Week 17! Two green pictures: one bug and one flower.
First, a picture of a Green dock beetle (Gastrophysa viridula). They have a shiny, metallic sheen that’s primarily green but also gold, bronze and brass colors depending on their age and which light you see them in. If you see a metallic green little beetle and wonder how to identify which one it is, you can look at the legs – Green dock beetles have metallic green legs while most others have all black legs. This one was only 4 mm long so I think it’s a male (females are bigger).
(More info and pictures of a female dock beetle here)
Garlic mustard flower (Alliara petiolata) is a biennial plant, i.e. it’s a flowering plant that takes two years to complete its biological lifecycle. In its first year it forms clumps of round shaped, slightly wrinkled leaves, that when crushed smell like garlic. In the next year it produces these beautiful cross shaped white flowers in the spring.
Today I saw several Speckled Wood (Pararge aegeria) butterflies! They usually fly from the beginning of April until the end of October – in three overlapping generations! Because they are able to overwinter in two totally separated development stages (Note 1), they have a complicated pattern of several adult flights per year.
Note 1: They enter the caterpillar stage between half May and half September. The growth speed differs significantly between them and some caterpillars grow as much as 3 times faster than others! Those will overwinter as pupae. The ones that emerge from the egg stage and become caterpillars in mid-August will spend the winter as half-grown larvae.
These butterflies are very territorial, and most of those I saw today were males engaged in battles (Note 2). This happens when one male has claimed a nice spot of sunlight that pierces through the trees and another male flies through his sunspot. Note that this only happens if the other male is of the same species, if a male of another kind of butterfly enters the spot he’s totally ignored. If a female flies through the sunspot, the male flies after and tries to mate with her. But otherwise he’ll remain in the same sunspot until the evening (he’ll follow the sunspot as it moves across the forest floor) and then spend the night high up in the trees.

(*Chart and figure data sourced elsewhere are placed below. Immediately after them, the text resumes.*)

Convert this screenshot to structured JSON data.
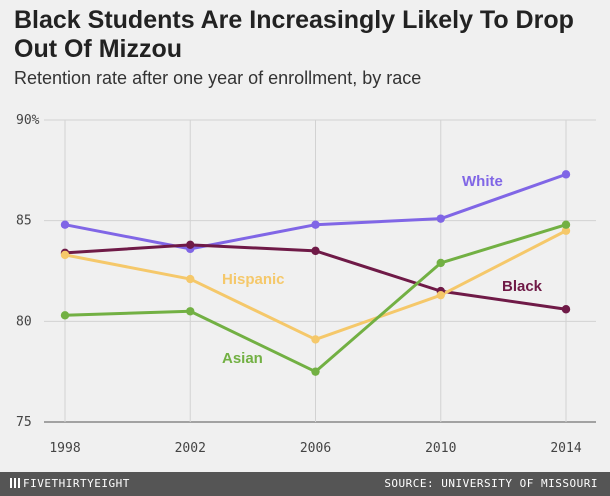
{
  "chart_data": {
    "type": "line",
    "title": "Black Students Are Increasingly Likely To Drop Out Of Mizzou",
    "subtitle": "Retention rate after one year of enrollment, by race",
    "x": [
      "1998",
      "2002",
      "2006",
      "2010",
      "2014"
    ],
    "y_ticks": [
      "90%",
      "85",
      "80",
      "75"
    ],
    "y_tick_values": [
      90,
      85,
      80,
      75
    ],
    "ylim": [
      74.5,
      90.5
    ],
    "grid": true,
    "series": [
      {
        "name": "White",
        "color": "#8066e6",
        "values": [
          84.8,
          83.6,
          84.8,
          85.1,
          87.3
        ]
      },
      {
        "name": "Black",
        "color": "#6f1a47",
        "values": [
          83.4,
          83.8,
          83.5,
          81.5,
          80.6
        ]
      },
      {
        "name": "Hispanic",
        "color": "#f5c86a",
        "values": [
          83.3,
          82.1,
          79.1,
          81.3,
          84.5
        ]
      },
      {
        "name": "Asian",
        "color": "#72b043",
        "values": [
          80.3,
          80.5,
          77.5,
          82.9,
          84.8
        ]
      }
    ]
  },
  "footer": {
    "brand": "FIVETHIRTYEIGHT",
    "source": "SOURCE: UNIVERSITY OF MISSOURI"
  }
}
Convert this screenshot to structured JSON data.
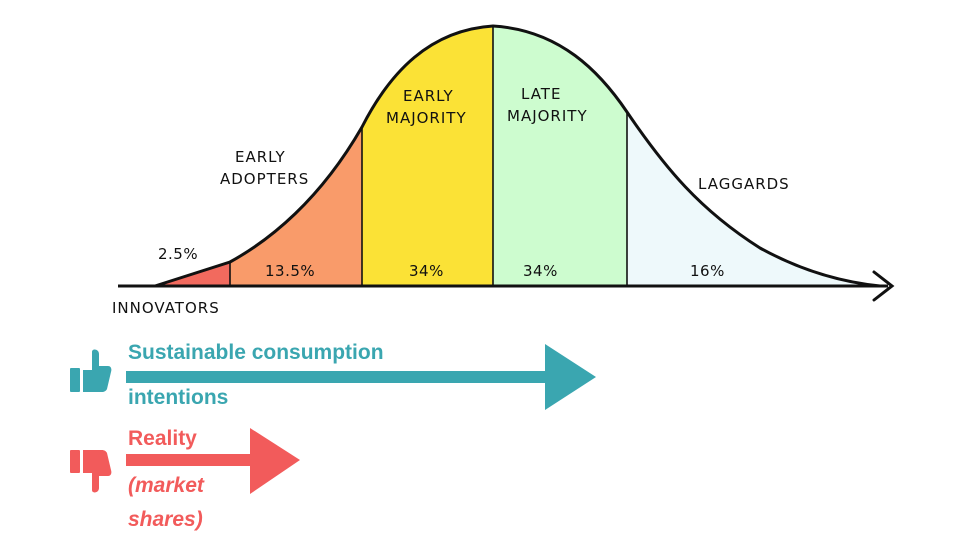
{
  "segments": [
    {
      "name": "INNOVATORS",
      "label_lines": [
        "INNOVATORS"
      ],
      "percent": "2.5%",
      "color": "#f26a5e"
    },
    {
      "name": "EARLY ADOPTERS",
      "label_lines": [
        "EARLY",
        "ADOPTERS"
      ],
      "percent": "13.5%",
      "color": "#f99b6a"
    },
    {
      "name": "EARLY MAJORITY",
      "label_lines": [
        "EARLY",
        "MAJORITY"
      ],
      "percent": "34%",
      "color": "#fbe236"
    },
    {
      "name": "LATE MAJORITY",
      "label_lines": [
        "LATE",
        "MAJORITY"
      ],
      "percent": "34%",
      "color": "#cdfccf"
    },
    {
      "name": "LAGGARDS",
      "label_lines": [
        "LAGGARDS"
      ],
      "percent": "16%",
      "color": "#eef9fb"
    }
  ],
  "legend": {
    "intentions": {
      "line1": "Sustainable consumption",
      "line2": "intentions",
      "color": "#3aa6b0",
      "icon": "thumbs-up-icon"
    },
    "reality": {
      "line1": "Reality",
      "line2": "(market",
      "line3": "shares)",
      "color": "#f25b5b",
      "icon": "thumbs-down-icon"
    }
  }
}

Note 2: If you’ve never seen one of these battles and are now trying to picture what it looks like: to be honest, it looks kind of lame. The “resident” male flies towards the intruder, and then the pair flies upwards in a spiral pattern (no body contact). The one that keeps at it the longest wins. It’s usually over in a few seconds, but the longest documented battle between two male Speckled Wood butterflies went on for 94 minutes.
PS. One of my photos has been published on Natuurfotografie, the #1 platform for nature photography in The Netherlands and Belgium. If you can read Dutch, please take a look here.
There are many “firsts” this time of the year! Here are the first flies of the year as well –
The first picture shows a Flesh fly (Sarcophagidae) sunbathing on a staircase. Flesh flies look a lot like house flies, but are generally larger. They are gray, have a checkerboard pattern on the top of their abdomen, three black stripes running along the top surface of their thorax just behind the head, while house flies have four, and sometimes a reddish-brown tip at the end of the abdomen.
The second picture shows a Yellow dung fly (Scathophaga stercoraria), or – if you want to make the name sound a bit nicer, which could be a challenge for a dung fly – also known as Golden dung fly. I think it’s a female as she has a more of a green tone to her rather than yellow. These flies are very important in the scientific world due to their short life cycles and susceptibility to experimental manipulations, thus have contributed significant knowledge about animal behavior.
Yay, first butterflies of the year! The European Peacock butterfly (Aglais io) usually spend the winters in buildings or trees, and therefore often appear quite early in the spring. Before it goes into hibernation, it convert some of their blood sugar into glycerol which works as a kind of “anti-freeze” during the cold winter. Clever, eh! After hibernation (March or April), it will lay its eggs, often in batches of 500 (!) at a time and several layers deep to increase the chance that some will be protected from desiccation and birds. In the next coming weeks, the adults have lived for almost a year and they die of old age. Around the same time, the caterpillars of the next generation hatch and in July they form chrysalides, in August they emerge as adults, and in September they go into hibernation. And so the cycle goes on!
Note: It shouldn’t be confused with the American Peacock butterfly (Anartia), they’re not closely related.
More interesting information and pictures can be found on this excellent learning site here
Happy Easter everyone!
My beloved Fuji X-T1 can only do double exposures, not multiple as some other cameras can (up to 10, I think?). My workaround was to take several double exposures and then merge them in a software. It was the first time I’ve tried it, but certainly not the last. So much fun to discover and play around with new techniques 🙂 If anyone has any advice on how to take/make ME’s, please share!